Am Quell des Eigensinns – Martin Walsers unverkennbar autobiographischer Roman „Ein springender Brunnen“

Von Bernd Berke

Manche Völker haben gefürchtet, die Fotografie könne den Menschen die Seele rauben. Doch sie vermag vielleicht auch das Gegenteil: Als der fünfjährige Johann – ganz allein, ganz für sich – von einem Wanderfotografen aufgenommen wird und dann dieBilder sieht, erlebt er sich erstmals als abgesondert, aber auch geradezu königlich abgehoben von allen anderen Wesen – kurz: als beseeltes Individuum.

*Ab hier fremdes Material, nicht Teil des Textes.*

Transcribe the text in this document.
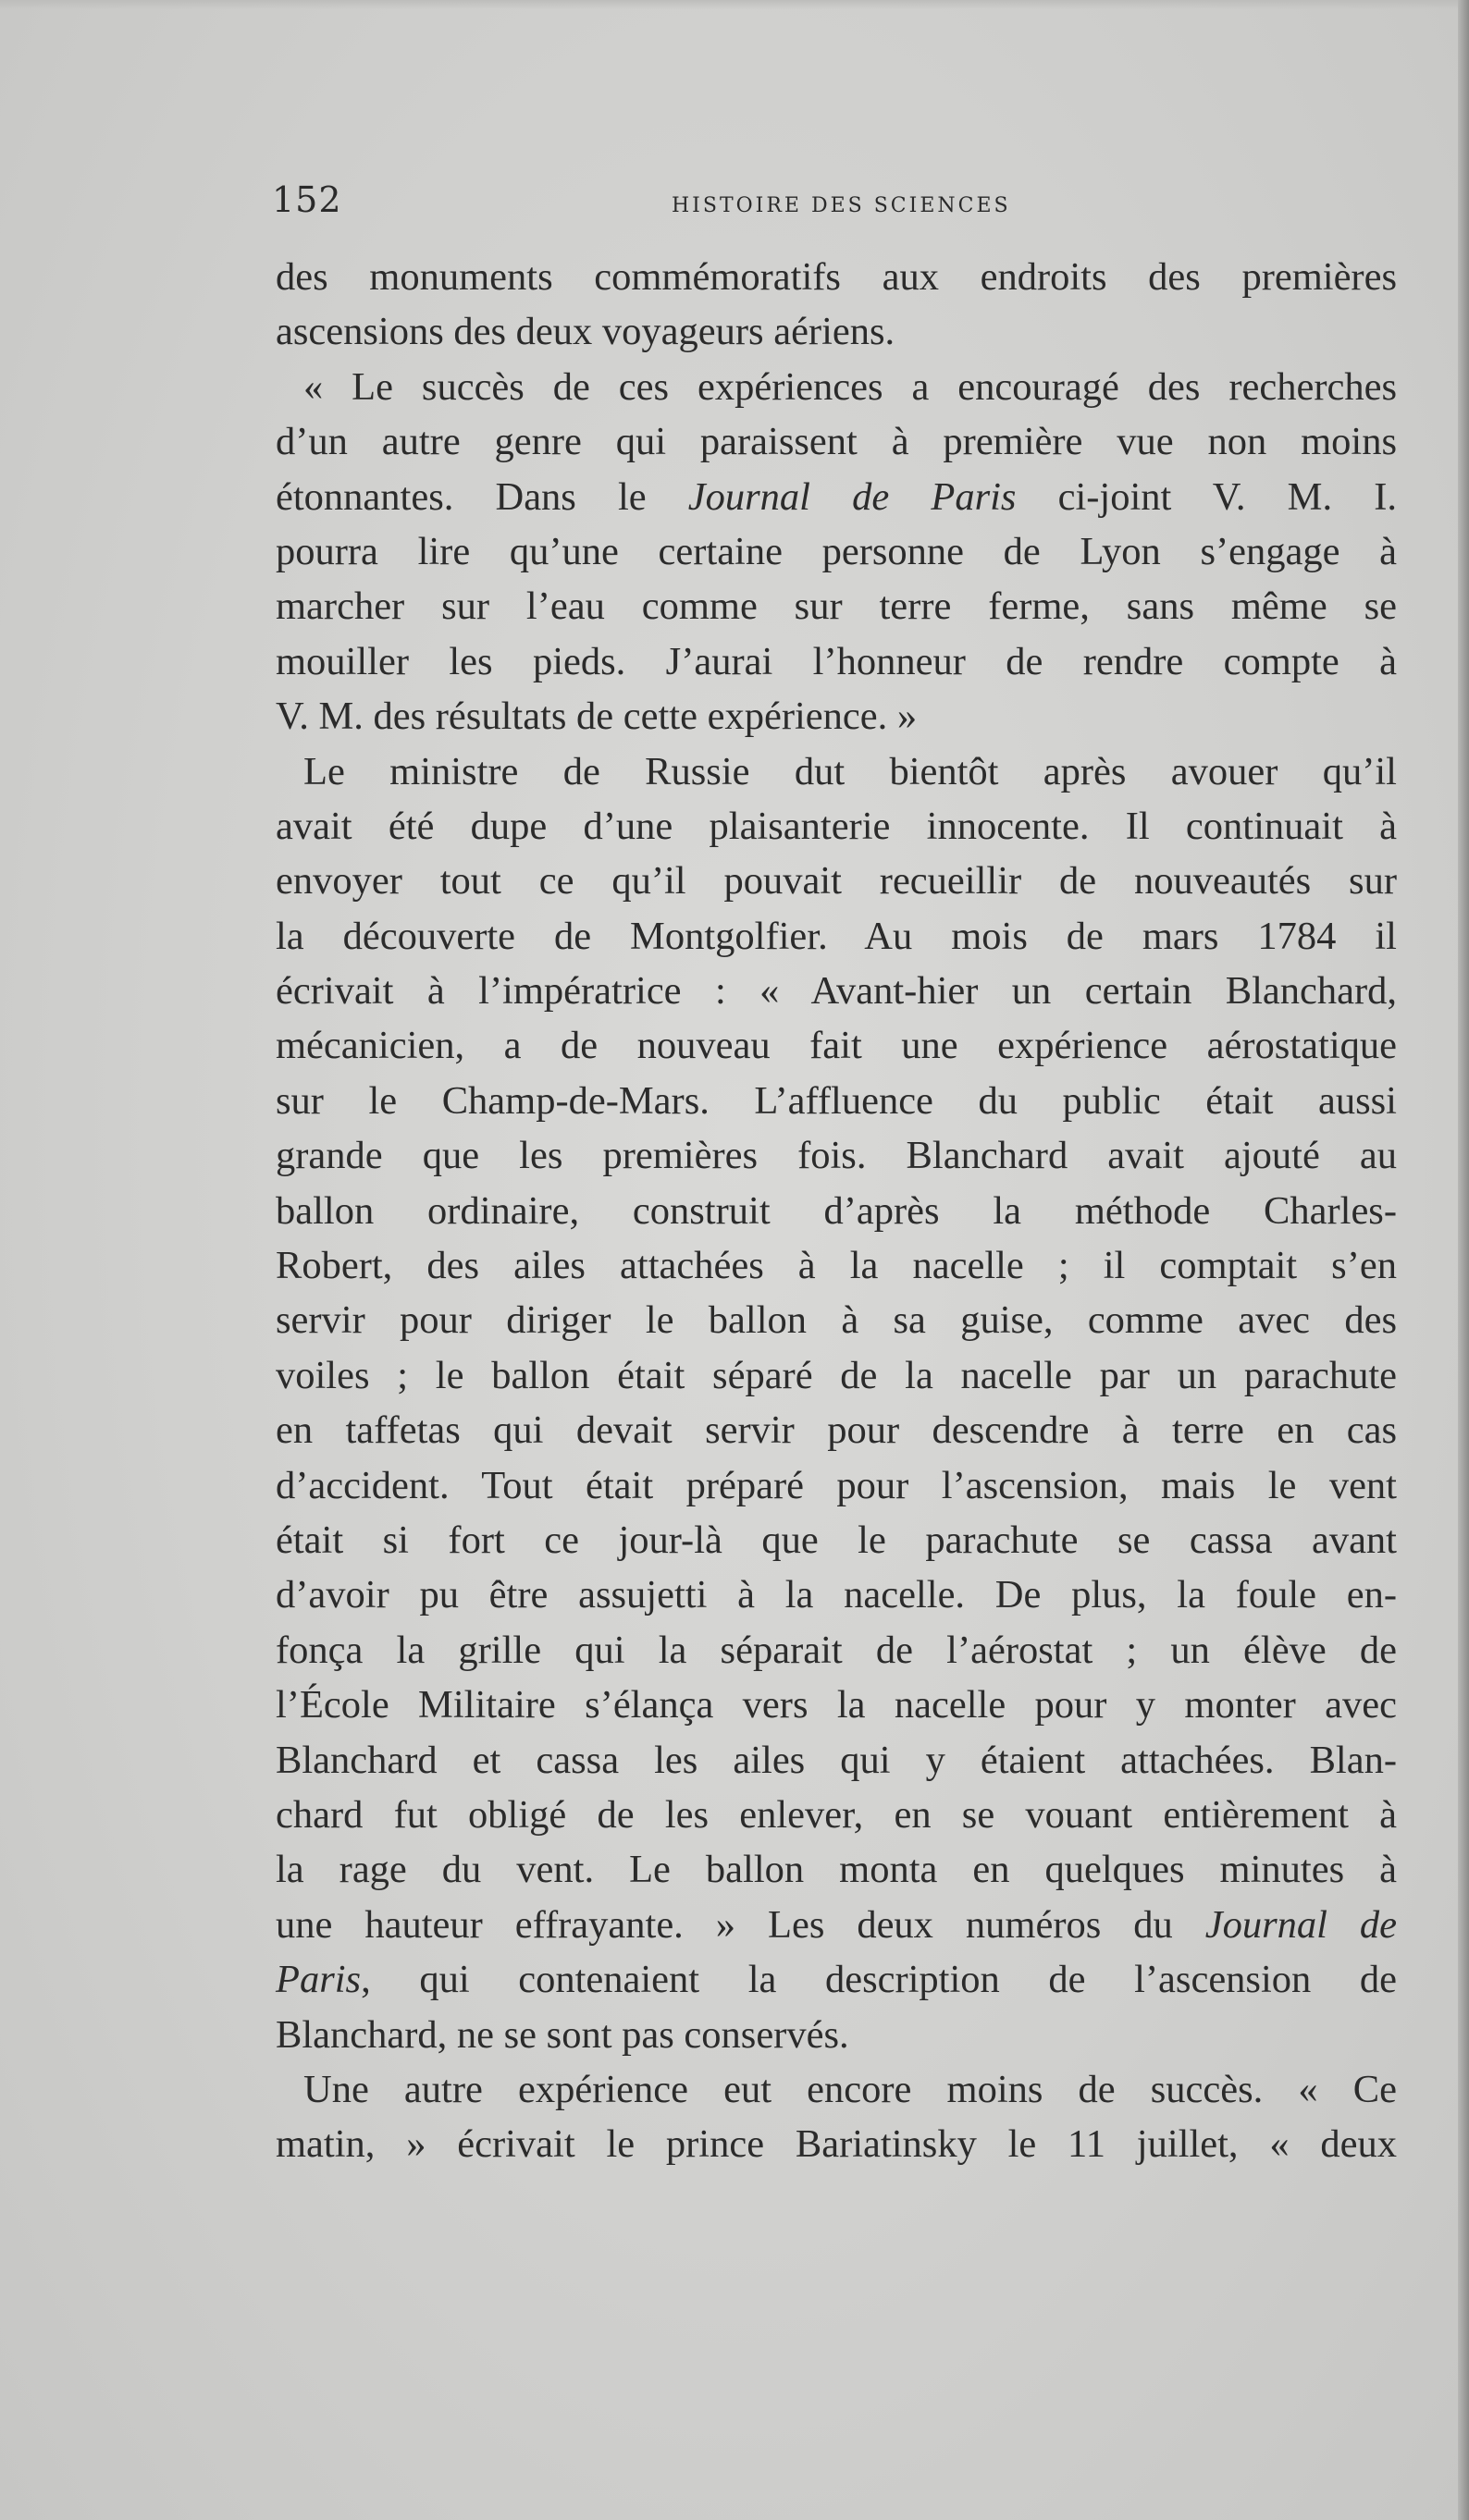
152	HISTOIRE DES SCIENCES
des monuments commémoratifs aux endroits des premières
ascensions des deux voyageurs aériens.
« Le succès de ces expériences a encouragé des recherches
d’un autre genre qui paraissent à première vue non moins
étonnantes. Dans le Journal de Paris ci-joint V. M. I.
pourra lire qu’une certaine personne de Lyon s’engage à
marcher sur l’eau comme sur terre ferme, sans même se
mouiller les pieds. J’aurai l’honneur de rendre compte à
V. M. des résultats de cette expérience. »
Le ministre de Russie dut bientôt après avouer qu’il
avait été dupe d’une plaisanterie innocente. Il continuait à
envoyer tout ce qu’il pouvait recueillir de nouveautés sur
la découverte de Montgolfier. Au mois de mars 1784 il
écrivait à l’impératrice : « Avant-hier un certain Blanchard,
mécanicien, a de nouveau fait une expérience aérostatique
sur le Champ-de-Mars. L’affluence du public était aussi
grande que les premières fois. Blanchard avait ajouté au
ballon ordinaire, construit d’après la méthode Charles-
Robert, des ailes attachées à la nacelle ; il comptait s’en
servir pour diriger le ballon à sa guise, comme avec des
voiles ; le ballon était séparé de la nacelle par un parachute
en taffetas qui devait servir pour descendre à terre en cas
d’accident. Tout était préparé pour l’ascension, mais le vent
était si fort ce jour-là que le parachute se cassa avant
d’avoir pu être assujetti à la nacelle. De plus, la foule en-
fonça la grille qui la séparait de l’aérostat ; un élève de
l’École Militaire s’élança vers la nacelle pour y monter avec
Blanchard et cassa les ailes qui y étaient attachées. Blan-
chard fut obligé de les enlever, en se vouant entièrement à
la rage du vent. Le ballon monta en quelques minutes à
une hauteur effrayante. » Les deux numéros du Journal de
Paris, qui contenaient la description de l’ascension de
Blanchard, ne se sont pas conservés.
Une autre expérience eut encore moins de succès. « Ce
matin, » écrivait le prince Bariatinsky le 11 juillet, « deux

Martin Walser schildert Johanns Wachsen und Werden in seinem neuen, unverkennbar autobiographisch bestimmten Roman „Ein springender Brunnen“.

Wie der Autor selbst, so ist jener Johann 1927 in Wasserburg/Bodensee geboren. Noch bevor der Junge in die Schule kommt, haben die Nazis die Macht an sich gerissen. In drei subtil durchkomponierten Kapitel-Schritten breitet Walser Szenen aus den Jahren 1933, 1938 und 1945 aus.

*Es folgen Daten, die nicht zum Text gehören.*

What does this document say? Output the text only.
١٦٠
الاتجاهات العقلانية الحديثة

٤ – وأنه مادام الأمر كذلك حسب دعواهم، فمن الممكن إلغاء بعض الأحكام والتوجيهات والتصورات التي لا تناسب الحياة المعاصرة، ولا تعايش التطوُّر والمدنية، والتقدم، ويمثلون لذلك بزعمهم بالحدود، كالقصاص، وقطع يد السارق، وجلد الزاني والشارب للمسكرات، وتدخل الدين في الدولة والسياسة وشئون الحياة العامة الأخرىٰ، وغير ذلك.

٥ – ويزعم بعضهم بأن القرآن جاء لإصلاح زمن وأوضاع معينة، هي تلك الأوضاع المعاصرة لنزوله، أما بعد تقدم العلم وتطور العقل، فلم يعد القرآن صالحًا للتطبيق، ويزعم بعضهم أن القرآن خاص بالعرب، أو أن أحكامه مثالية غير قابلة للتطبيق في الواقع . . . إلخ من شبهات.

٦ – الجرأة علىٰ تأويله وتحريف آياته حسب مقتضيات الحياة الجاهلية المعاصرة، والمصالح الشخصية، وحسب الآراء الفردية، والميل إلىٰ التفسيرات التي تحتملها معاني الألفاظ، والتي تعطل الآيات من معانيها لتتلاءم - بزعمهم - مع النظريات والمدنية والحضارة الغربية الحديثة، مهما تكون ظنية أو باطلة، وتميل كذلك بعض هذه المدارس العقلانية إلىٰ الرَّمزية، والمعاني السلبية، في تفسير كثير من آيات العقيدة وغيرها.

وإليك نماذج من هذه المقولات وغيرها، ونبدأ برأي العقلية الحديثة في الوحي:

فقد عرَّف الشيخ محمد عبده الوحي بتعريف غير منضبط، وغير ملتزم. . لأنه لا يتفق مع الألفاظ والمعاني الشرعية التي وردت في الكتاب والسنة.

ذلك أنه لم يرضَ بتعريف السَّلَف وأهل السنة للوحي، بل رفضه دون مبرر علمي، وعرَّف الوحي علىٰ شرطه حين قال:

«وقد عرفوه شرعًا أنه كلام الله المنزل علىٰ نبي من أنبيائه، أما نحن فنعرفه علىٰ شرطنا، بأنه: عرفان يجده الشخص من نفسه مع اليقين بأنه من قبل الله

Hier haben wir einen großen Entwicklungsroman, einen mit prallen Lebensdingen und sinnlichem Dialekt gesättigten Dorfroman – und einen politischen Roman aus provinziellen Bezirken des „Dritten Reiches“.

Walser, der gleichsam zu den Ursprüngen seines Schreibens vordringt, läßt sich nie dazu hinreißen, seine Figuren zu denunzieren, aber er umreißt ihr Tun und Treiben sehr deutlich. Das ist ungleich triftiger, als wenn uns jemand ein wohlmeinendes Heldenepos vorgesetzt hätte. Derlei hätten wir nicht so sehr gebraucht, dies aber ist ein notwendiges Buch.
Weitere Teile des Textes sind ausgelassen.